最後のところは、やっぱり聞こえなかった。

 

でも・・・なんだか、聞いちゃいけないことを、今呟いたような気がした。

 

 

 

「ねぇ、みら・・・?」

 

 

 

そのことを聞こうと思ってもう一度みらいの名前を呼ぼうとしたとき。

 

 

ばたぁん!と威勢良く執務室の扉が開いたんだ。

 

 

 

 

 

 




あとがき:


む、無駄に長くなった・・・

でも、どうしてもみらいちゃんの経歴を書くにはこうするしかなかったんですよね。

中には「それでもお前海上自衛隊かよww」とか思われる方いらっしゃるかも知れませんが、割とジパングにおけるみらいはこんな感じです。
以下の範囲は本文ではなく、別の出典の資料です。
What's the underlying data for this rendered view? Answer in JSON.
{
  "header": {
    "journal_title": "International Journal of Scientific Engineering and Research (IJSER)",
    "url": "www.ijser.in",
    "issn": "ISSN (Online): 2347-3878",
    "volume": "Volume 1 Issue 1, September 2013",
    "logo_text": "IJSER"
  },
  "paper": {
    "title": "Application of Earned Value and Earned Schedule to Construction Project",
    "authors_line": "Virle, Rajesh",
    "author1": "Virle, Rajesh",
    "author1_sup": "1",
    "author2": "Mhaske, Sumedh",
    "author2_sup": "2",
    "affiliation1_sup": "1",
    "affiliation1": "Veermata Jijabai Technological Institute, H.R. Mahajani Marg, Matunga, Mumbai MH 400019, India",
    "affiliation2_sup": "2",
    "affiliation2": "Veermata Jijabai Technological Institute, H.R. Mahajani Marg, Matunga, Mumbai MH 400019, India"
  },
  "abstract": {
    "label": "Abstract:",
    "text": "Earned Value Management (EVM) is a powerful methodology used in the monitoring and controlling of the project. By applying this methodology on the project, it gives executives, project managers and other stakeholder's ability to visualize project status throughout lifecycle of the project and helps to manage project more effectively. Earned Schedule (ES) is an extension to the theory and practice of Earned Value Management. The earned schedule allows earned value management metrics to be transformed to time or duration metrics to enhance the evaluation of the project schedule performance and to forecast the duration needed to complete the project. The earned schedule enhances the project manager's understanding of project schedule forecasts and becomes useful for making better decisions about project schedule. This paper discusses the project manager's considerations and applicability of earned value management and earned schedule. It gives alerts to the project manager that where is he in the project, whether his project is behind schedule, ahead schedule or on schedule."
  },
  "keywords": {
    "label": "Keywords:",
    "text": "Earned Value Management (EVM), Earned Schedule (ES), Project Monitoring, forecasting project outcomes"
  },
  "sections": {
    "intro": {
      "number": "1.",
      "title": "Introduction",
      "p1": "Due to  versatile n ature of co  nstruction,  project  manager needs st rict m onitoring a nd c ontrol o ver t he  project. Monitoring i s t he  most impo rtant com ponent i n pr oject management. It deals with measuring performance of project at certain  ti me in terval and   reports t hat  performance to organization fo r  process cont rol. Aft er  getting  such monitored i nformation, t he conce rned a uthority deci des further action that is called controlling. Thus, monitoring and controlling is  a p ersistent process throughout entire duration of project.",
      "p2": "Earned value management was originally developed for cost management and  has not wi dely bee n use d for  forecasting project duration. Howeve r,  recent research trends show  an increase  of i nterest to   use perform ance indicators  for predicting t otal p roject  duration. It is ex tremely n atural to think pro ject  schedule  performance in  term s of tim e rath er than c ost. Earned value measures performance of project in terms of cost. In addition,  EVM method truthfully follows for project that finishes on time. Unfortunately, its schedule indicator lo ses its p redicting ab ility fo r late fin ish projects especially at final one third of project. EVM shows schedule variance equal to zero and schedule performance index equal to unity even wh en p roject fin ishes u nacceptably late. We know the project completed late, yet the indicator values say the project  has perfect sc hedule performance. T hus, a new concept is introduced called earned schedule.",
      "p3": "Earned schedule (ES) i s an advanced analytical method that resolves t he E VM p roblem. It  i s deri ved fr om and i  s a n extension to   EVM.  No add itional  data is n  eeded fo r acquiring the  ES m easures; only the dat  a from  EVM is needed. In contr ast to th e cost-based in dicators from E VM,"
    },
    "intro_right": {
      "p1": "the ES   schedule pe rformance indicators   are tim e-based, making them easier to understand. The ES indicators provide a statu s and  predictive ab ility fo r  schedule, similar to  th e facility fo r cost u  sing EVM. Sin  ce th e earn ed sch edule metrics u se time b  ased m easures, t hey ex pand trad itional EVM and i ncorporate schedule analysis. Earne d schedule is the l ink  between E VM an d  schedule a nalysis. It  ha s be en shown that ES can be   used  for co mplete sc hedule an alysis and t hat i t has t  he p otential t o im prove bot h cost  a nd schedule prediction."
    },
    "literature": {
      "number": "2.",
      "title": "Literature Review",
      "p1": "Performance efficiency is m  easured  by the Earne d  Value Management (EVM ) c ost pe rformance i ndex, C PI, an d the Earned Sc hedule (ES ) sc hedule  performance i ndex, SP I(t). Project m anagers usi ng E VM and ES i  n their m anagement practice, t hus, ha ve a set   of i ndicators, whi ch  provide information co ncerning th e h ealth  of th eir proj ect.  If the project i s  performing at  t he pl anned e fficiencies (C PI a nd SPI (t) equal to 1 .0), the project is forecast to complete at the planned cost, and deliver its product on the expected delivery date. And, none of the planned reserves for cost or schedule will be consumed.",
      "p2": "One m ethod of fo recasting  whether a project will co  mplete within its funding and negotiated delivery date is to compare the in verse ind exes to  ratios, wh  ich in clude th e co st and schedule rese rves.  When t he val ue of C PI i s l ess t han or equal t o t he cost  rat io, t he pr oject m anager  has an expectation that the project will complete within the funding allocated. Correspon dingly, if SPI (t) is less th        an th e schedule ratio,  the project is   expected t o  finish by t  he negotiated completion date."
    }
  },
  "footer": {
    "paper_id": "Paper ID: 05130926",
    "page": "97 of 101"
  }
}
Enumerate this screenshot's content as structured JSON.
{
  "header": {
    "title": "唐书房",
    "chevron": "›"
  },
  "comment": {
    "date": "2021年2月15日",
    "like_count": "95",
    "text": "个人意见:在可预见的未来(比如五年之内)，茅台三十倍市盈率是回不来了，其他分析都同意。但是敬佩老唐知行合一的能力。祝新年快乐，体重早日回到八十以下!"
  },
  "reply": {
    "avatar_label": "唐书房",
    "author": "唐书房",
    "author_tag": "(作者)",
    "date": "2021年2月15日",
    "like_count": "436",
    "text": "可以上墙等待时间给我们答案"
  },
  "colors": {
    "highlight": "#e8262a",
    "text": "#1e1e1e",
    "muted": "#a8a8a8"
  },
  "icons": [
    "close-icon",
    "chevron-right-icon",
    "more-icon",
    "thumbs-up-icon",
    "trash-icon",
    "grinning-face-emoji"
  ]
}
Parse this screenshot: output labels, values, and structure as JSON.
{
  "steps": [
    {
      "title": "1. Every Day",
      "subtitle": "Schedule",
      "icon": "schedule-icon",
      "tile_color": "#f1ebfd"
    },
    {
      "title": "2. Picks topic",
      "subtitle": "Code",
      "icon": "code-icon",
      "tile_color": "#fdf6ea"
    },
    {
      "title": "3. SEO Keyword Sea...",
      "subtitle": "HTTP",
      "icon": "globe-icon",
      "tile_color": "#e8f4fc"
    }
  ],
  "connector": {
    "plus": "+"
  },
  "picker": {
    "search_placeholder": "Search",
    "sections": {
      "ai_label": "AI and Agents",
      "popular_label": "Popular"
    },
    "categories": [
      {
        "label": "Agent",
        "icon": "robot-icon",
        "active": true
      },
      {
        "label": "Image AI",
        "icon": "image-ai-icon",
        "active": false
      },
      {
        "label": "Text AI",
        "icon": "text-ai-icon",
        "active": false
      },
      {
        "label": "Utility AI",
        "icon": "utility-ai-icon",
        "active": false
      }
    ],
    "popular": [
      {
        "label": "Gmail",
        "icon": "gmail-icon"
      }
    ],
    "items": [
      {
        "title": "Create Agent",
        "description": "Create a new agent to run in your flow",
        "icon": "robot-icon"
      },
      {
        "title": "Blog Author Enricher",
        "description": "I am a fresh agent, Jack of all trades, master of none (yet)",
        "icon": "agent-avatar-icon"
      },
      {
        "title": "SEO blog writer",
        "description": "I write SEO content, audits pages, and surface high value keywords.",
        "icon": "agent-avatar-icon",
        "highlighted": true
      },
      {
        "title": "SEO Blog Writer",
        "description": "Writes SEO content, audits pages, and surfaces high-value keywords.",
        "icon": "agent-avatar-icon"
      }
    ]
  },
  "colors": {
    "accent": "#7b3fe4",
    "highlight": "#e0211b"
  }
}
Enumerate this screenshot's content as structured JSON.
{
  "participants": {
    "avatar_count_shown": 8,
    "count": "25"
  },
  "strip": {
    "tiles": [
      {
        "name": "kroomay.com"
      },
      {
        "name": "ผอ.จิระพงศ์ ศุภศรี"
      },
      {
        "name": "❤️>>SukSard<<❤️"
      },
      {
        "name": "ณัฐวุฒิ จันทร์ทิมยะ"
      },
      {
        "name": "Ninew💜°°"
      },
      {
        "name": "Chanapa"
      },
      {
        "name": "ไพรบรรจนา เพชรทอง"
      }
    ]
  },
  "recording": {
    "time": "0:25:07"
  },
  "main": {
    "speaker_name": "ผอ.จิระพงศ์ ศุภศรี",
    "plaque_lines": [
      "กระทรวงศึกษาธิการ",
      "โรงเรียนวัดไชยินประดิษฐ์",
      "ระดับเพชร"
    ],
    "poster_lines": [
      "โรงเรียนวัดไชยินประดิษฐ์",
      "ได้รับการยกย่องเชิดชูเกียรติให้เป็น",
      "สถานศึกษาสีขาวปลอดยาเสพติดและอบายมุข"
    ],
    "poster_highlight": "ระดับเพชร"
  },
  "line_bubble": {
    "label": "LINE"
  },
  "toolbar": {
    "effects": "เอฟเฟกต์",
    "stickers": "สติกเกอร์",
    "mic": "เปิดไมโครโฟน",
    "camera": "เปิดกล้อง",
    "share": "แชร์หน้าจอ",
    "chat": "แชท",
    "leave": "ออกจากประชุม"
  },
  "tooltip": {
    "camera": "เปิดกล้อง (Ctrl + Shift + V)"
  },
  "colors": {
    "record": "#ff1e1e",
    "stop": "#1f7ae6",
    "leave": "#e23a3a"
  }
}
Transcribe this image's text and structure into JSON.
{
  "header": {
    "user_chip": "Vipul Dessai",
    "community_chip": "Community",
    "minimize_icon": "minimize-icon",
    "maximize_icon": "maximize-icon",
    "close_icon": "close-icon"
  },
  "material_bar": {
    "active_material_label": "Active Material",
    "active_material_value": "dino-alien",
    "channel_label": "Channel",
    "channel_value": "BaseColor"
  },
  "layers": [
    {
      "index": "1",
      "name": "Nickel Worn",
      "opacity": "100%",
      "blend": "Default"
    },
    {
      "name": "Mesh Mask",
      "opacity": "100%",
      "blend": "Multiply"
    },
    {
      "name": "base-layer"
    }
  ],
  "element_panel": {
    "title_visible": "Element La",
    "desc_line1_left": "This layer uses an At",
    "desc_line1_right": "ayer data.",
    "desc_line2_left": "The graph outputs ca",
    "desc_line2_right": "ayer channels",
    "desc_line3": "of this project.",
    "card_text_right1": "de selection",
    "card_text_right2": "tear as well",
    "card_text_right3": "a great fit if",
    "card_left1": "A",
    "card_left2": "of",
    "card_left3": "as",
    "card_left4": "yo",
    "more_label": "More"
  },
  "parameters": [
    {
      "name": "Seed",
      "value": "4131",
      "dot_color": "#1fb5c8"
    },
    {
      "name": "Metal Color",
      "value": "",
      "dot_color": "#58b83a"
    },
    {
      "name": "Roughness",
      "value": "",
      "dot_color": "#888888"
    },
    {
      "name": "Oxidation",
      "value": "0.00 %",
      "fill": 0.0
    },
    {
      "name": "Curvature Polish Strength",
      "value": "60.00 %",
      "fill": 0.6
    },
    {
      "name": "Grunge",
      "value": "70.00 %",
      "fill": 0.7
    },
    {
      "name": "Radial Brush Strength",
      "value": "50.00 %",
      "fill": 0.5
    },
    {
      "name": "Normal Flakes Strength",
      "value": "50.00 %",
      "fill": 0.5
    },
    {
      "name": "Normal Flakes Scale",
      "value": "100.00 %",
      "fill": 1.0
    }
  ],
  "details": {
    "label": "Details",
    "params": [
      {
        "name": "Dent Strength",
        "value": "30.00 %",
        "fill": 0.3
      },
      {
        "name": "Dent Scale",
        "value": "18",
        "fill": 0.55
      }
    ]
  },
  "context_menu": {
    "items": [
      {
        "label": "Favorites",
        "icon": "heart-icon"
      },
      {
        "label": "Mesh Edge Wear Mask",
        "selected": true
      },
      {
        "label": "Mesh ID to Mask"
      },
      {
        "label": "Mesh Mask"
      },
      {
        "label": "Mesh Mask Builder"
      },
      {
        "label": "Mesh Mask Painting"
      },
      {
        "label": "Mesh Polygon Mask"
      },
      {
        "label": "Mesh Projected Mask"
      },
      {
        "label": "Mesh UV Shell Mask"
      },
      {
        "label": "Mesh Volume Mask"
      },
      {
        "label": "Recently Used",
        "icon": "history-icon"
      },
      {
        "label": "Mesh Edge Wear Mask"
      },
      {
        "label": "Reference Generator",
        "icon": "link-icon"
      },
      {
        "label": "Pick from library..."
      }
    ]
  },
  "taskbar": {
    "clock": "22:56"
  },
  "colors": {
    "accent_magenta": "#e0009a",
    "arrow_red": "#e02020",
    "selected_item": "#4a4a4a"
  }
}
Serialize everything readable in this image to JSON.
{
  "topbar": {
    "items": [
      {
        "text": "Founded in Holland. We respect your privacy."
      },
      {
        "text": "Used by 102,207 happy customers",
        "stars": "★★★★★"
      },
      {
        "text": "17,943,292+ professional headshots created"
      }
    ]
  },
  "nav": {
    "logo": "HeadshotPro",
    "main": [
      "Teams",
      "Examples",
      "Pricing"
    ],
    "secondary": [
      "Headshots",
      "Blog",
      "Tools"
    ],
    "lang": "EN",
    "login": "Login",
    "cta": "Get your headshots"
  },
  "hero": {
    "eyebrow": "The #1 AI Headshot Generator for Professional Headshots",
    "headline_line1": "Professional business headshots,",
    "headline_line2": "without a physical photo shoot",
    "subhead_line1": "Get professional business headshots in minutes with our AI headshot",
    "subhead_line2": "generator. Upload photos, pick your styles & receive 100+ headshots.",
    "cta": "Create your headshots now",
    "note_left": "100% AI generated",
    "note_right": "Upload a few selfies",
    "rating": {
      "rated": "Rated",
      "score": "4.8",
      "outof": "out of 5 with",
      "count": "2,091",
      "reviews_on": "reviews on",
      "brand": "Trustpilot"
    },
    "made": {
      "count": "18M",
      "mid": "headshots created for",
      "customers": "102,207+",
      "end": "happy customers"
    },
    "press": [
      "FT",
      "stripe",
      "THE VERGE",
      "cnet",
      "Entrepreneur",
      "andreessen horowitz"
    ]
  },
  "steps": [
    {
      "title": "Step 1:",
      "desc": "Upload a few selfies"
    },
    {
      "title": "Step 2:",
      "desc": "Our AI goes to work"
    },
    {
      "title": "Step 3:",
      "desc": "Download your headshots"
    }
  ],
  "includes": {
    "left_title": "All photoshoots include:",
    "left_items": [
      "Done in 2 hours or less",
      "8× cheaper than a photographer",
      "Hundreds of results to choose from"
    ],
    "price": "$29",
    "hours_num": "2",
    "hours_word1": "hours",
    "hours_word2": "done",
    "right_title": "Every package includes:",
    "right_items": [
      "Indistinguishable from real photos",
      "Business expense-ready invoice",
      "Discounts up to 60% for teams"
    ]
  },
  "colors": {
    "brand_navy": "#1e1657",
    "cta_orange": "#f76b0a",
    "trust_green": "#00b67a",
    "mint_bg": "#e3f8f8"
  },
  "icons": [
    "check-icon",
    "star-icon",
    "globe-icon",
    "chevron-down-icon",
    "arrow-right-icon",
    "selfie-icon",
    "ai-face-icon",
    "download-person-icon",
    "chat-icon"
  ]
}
いや、部下が暴走したせいでアスロック発射したりしますし(
気になる方はアスロック米倉で検索すると幸せになれます。

一応補足しておくと、なんだかんたで米倉もかっこいいとは思ってますよ?

あと、みらいちゃんは『未来』、という言葉に過剰に反応します。

これは自衛艦であると同時にタイムスリップをして、一時は海軍に編入されたりと色々あったせいだという設定。


そのへんの事については、そのうち全部まとめて設定集ってことで出そうかと思ってたりします。




あと実はこの話で艤装装備まで行くつもりだったのは秘密(



もっと纏める力が欲しいなぁ・・・


PS,またミスですはい。大和さんはミッドウェーで沈んでません。坊ノ岬沖でした。ジパングだとマリアナ諸島沖です。HOSキッズさん、ありがとうございました。